Nature’s great, isn’t it?

The mandatory walks, for example. Not just the exercise, everybody knows the value of a brisk daily blah blah blah, but the insistent cheeriness of daylight and fresh air, like a perky friend who won’t stop chattering until you crack a smile. And nature! Isn’t nature great? (Again, I know you know this, outdoors-lovers. Sorry again for not listening to you.) I have been bewitched this last year by the seasons’ inexorable march, the tiny increments of growth and decay in verge and hedgerow which B.D. (Before Dog) I would have noticed only periodically. Wildlife, too. There are cuckoos in the trees sometimes, real cuckoos that actually say ‘cuckoo’ – can you believe that? And there’s something transcendent about coming across a deer in the wild, those magical seconds in which you barely have time to confirm what you’re seeing before the animal leaps back into mysterious invisibility.

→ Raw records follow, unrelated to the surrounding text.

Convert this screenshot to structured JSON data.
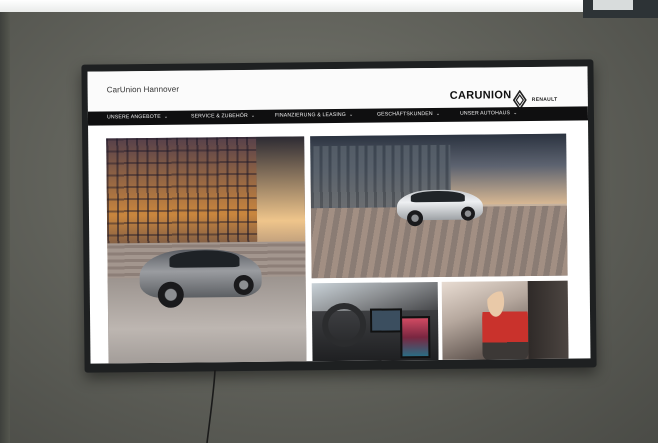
{
  "site": {
    "name": "CarUnion Hannover",
    "brand": "CARUNION",
    "partner": "RENAULT"
  },
  "nav": {
    "items": [
      {
        "label": "UNSERE ANGEBOTE"
      },
      {
        "label": "SERVICE & ZUBEHÖR"
      },
      {
        "label": "FINANZIERUNG & LEASING"
      },
      {
        "label": "GESCHÄFTSKUNDEN"
      },
      {
        "label": "UNSER AUTOHAUS"
      }
    ],
    "chevron": "chevron-down-icon"
  },
  "colors": {
    "nav_bg": "#0f0f10",
    "header_bg": "#fbfbfb",
    "wall": "#62635c",
    "tv_bezel": "#1e2021"
  }
}
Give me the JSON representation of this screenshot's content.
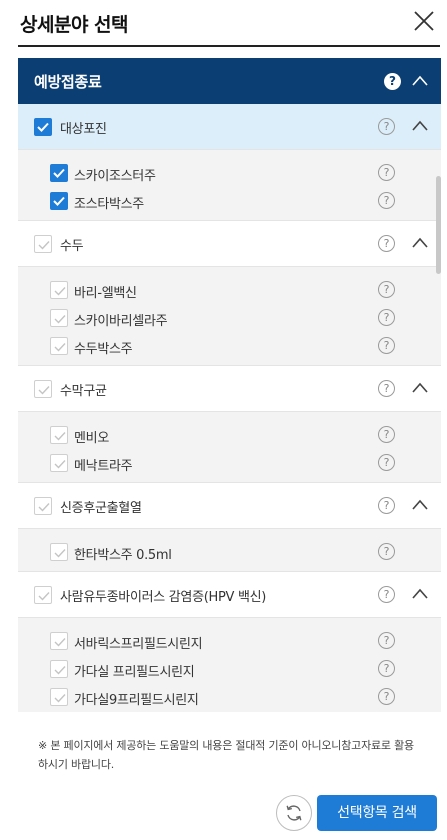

And there are people. I’m generally not a big fan of people, or not a big fan of meeting new ones anyway. I loathe small talk, mostly because I am completely incompetent at it, which makes it difficult to bond with strangers. But dog people are different. OK, they’re probably not different, but when there are dogs to compare and pat and eye fondly (or nervously, or with embarrassment) there’s none of that difficult howdy-stranger-nice-weather-we’re-having-what-about-that-local-sports-team palaver, but instead a mutual recognition of our shared enchantment, like the way VW Beetle drivers wave at each other. A sort of shame-faced goofiness: ‘I really love my dog. Do you really love your dog? Cool. We both really love our dogs.’ To begin with I would choose walks where we were less likely to bump into other people, such was my anxiety about having to talk to strangers. Now – well, I wouldn’t say I love it, but I don’t hate it any more, and I’ve even made a friend or two on my regular route.

Please rub my tummy.

U complete me.

But my absolute favourite thing about becoming a dog-owning family has been watching my eldest boy, who was very afraid of dogs when younger, convert from a kind of blustering indifference to utter enslavement. ‘Oh ZhouZhou*,’ he croons in her ear, and rubs her tummy until her eyes roll back in her head.

As for the poo – well, it’s not a problem. Not for me anyway. Youngest and husband were so desperate for a dog they would have promised to steam-clean the garden daily if necessary. The hoovering, though – I can’t deny it takes up a lot more of my life than it used to.

‘I prefer going to homes with dogs in them, now,’ eldest announced last week. ‘They just feel happier, somehow.’

Ours certainly is. Dog-lovers, you told me so.

 

*We didn’t really call our dog ZhouZhou. It’s a nickname we adopted for purposes of soppiness because her actual name cannot properly express the depths of our adoration.